The answers are, in order: No, No and No! You can get up to $8,000 as a REFUND if you close on your home before the deadline November 30. So, what's the catch? Let me explain.
First, you must be either a First Time Home Buyer, or you must not have owned a home for 3 years. If you have been renting, now is the best time to get yourself into a townhome, condo or single-family home. Although it has been improving over the last 4 months, it is still a buyers market and there are great deals to be had. But, you need to start searching now. Whether you are using Conventional Financing, FHA, VA or even if you purchase with CASH, you can take advantage of this. THE CATCH: You must live in the house for three years. Otherwise, the credit will be recouped upon sale of the home.
Second, not everyone will qualify for the $8,000, but most of you will. The price of the home determines how much you will get; 10% of the price of the home, up to $8,000. Very few of the homes for sale right now are listed under $80,000, so most buyers will get the $8,000. THE CATCH: If you are single and make more than $75,000, or married filing jointly and make more than $150,000, you will get less. The maximum amounts are over $95,000 income for individuals and over $170,000 for couples. The credit amount decreases as you approach the maximum amount of income.

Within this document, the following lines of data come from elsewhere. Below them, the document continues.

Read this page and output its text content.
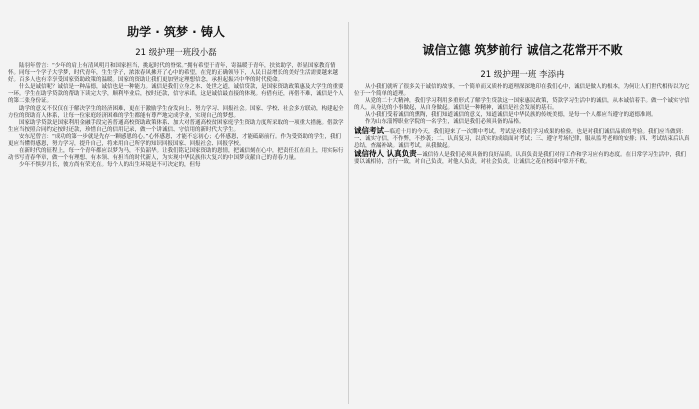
助学 · 筑梦 · 铸人
21 级护理一班段小磊

陆羽年曾言：“少年的肩上有清风明月和国家担当，挑起时代的脊梁。”拥有希望于青年，寄温暖于青年，扶贫助学，彰显国家教育情怀。同每一个学子大学梦，时代青年，生生学子，浓浓春风拂开了心中的希望，在党的正确领导下，人民日益增长的美好生活需要越来越好。百多人也有幸享受国家资助政策的温暖。国家的资助让我们更加坚定理想信念，承担起振兴中华的时代使命。

什么是诚信呢？诚信是一种品德，诚信也是一种能力。诚信是我们立身之本、处世之道，诚信贷款，是国家资助政策惠及大学生的重要一环。学生在助学贷款的帮助下读完大学，顺利毕业后，按时还款，信守承诺，这是诚信最直接的体现。有借有还，再借不难，诚信是个人的第二张身份证。

助学的意义不仅仅在于解决学生的经济困难，更在于激励学生奋发向上、努力学习、回报社会。国家、学校、社会多方联动，构建起全方位的资助育人体系，让每一位家庭经济困难的学生都能有尊严地完成学业，实现自己的梦想。

国家助学贷款是国家利用金融手段完善普通高校资助政策体系、加大对普通高校贫困家庭学生资助力度所采取的一项重大措施。借款学生应当按照合同约定按时还款，珍惜自己的信用记录，做一个讲诚信、守信用的新时代大学生。

安东尼曾言：“成功的第一步就是先存一颗感恩的心。”心怀感恩，才能不忘初心；心怀感恩，才能砥砺前行。作为受资助的学生，我们更应当懂得感恩，努力学习，提升自己，将来用自己所学的知识回报国家、回报社会、回报学校。

在新时代的征程上，每一个青年都应以梦为马，不负韶华。让我们铭记国家资助的恩情，把诚信刻在心中，把责任扛在肩上，用实际行动书写青春华章，做一个有理想、有本领、有担当的时代新人，为实现中华民族伟大复兴的中国梦贡献自己的青春力量。

少年不惧岁月长，彼方尚有荣光在。每个人的出生环境是不可决定的，但每

诚信立德 筑梦前行 诚信之花常开不败
21 级护理一班 李添冉

从小我们就听了很多关于诚信的故事，一个简单而又质朴的道理深深地印在我们心中，诚信是做人的根本，为何让人们世代相传以为它位于一个简单的道理。

从党的二十大精神，我们学习利用多重形式了解学生贷款这一国家惠民政策，贷款学习生活中的诚信，从本诚信着手。做一个诚实守信的人，从身边的小事做起，从自身做起。诚信是一种精神，诚信是社会发展的基石。

从小我们受着诚信的熏陶，我们知道诚信的意义，知道诚信是中华民族的传统美德，是每一个人都应当遵守的道德准则。

作为山东淄博职业学院的一名学生，诚信是我们必须具备的品格。

诚信考试—临近十月的今天，我们迎来了一次期中考试。考试是对我们学习成果的检验，也是对我们诚信品质的考验。我们应当做到：一、诚实守信，不作弊，不抄袭；二、认真复习，以真实的成绩面对考试；三、遵守考场纪律，服从监考老师的安排；四、考试结束后认真总结，查漏补缺。诚信考试，从我做起。

诚信待人 认真负责—诚信待人是我们必须具备的良好品质。认真负责是我们对待工作和学习应有的态度。在日常学习生活中，我们要以诚相待，言行一致，对自己负责，对他人负责，对社会负责，让诚信之花在校园中常开不败。
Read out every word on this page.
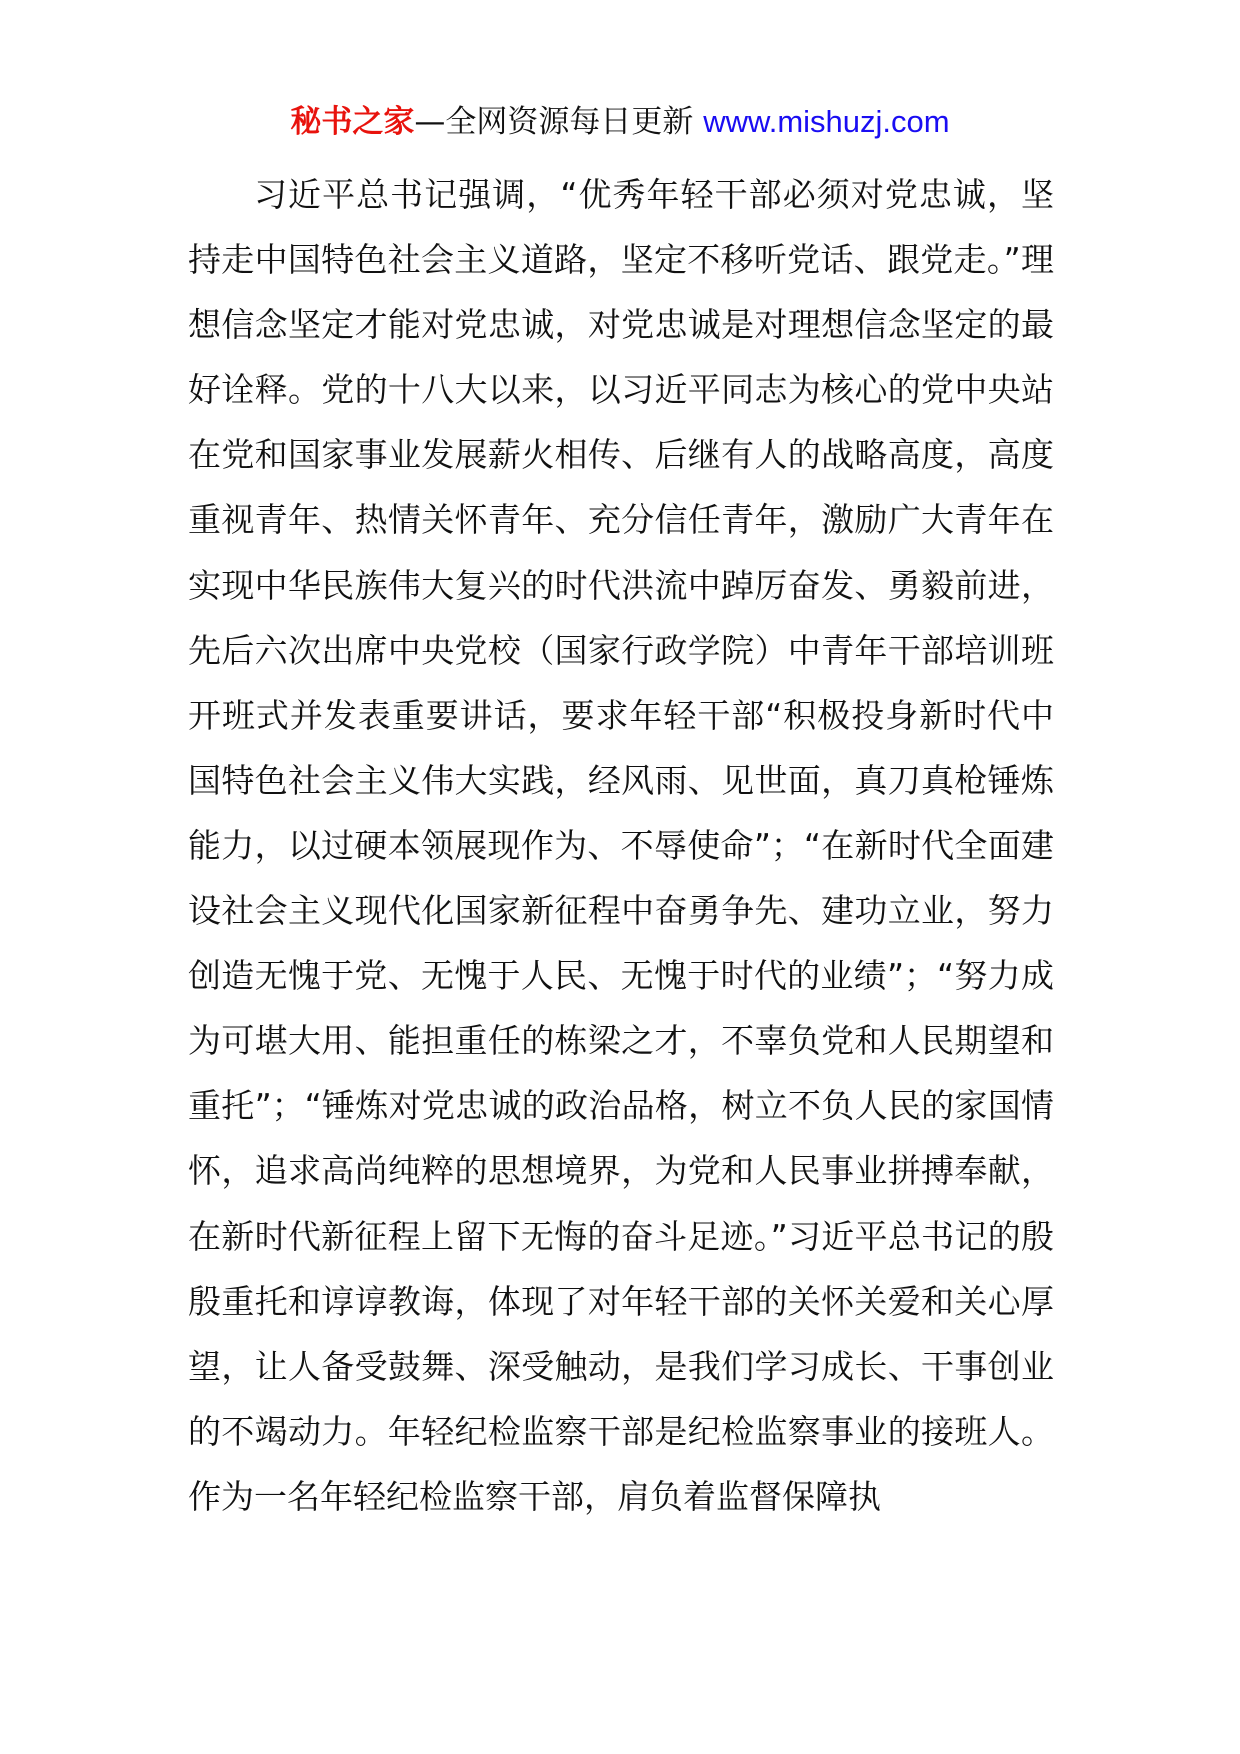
秘书之家—全网资源每日更新 www.mishuzj.com

习近平总书记强调，“优秀年轻干部必须对党忠诚，坚持走中国特色社会主义道路，坚定不移听党话、跟党走。”理想信念坚定才能对党忠诚，对党忠诚是对理想信念坚定的最好诠释。党的十八大以来，以习近平同志为核心的党中央站在党和国家事业发展薪火相传、后继有人的战略高度，高度重视青年、热情关怀青年、充分信任青年，激励广大青年在实现中华民族伟大复兴的时代洪流中踔厉奋发、勇毅前进，先后六次出席中央党校（国家行政学院）中青年干部培训班开班式并发表重要讲话，要求年轻干部“积极投身新时代中国特色社会主义伟大实践，经风雨、见世面，真刀真枪锤炼能力，以过硬本领展现作为、不辱使命”；“在新时代全面建设社会主义现代化国家新征程中奋勇争先、建功立业，努力创造无愧于党、无愧于人民、无愧于时代的业绩”；“努力成为可堪大用、能担重任的栋梁之才，不辜负党和人民期望和重托”；“锤炼对党忠诚的政治品格，树立不负人民的家国情怀，追求高尚纯粹的思想境界，为党和人民事业拼搏奉献，在新时代新征程上留下无悔的奋斗足迹。”习近平总书记的殷殷重托和谆谆教诲，体现了对年轻干部的关怀关爱和关心厚望，让人备受鼓舞、深受触动，是我们学习成长、干事创业的不竭动力。年轻纪检监察干部是纪检监察事业的接班人。作为一名年轻纪检监察干部，肩负着监督保障执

Third, this is a credit, not a deduction. The difference? Uncle Sam will be writing you a check for $8,000. That's it. THE CATCH: You have to either wait until after your taxes have been filed OR amend your 2008 tax return.
Most importantly, remember that this will not last forever! You must close on your property before December 1, 2009. That means you should be under contract by October 1 so that you have plenty of time for the contract to go through.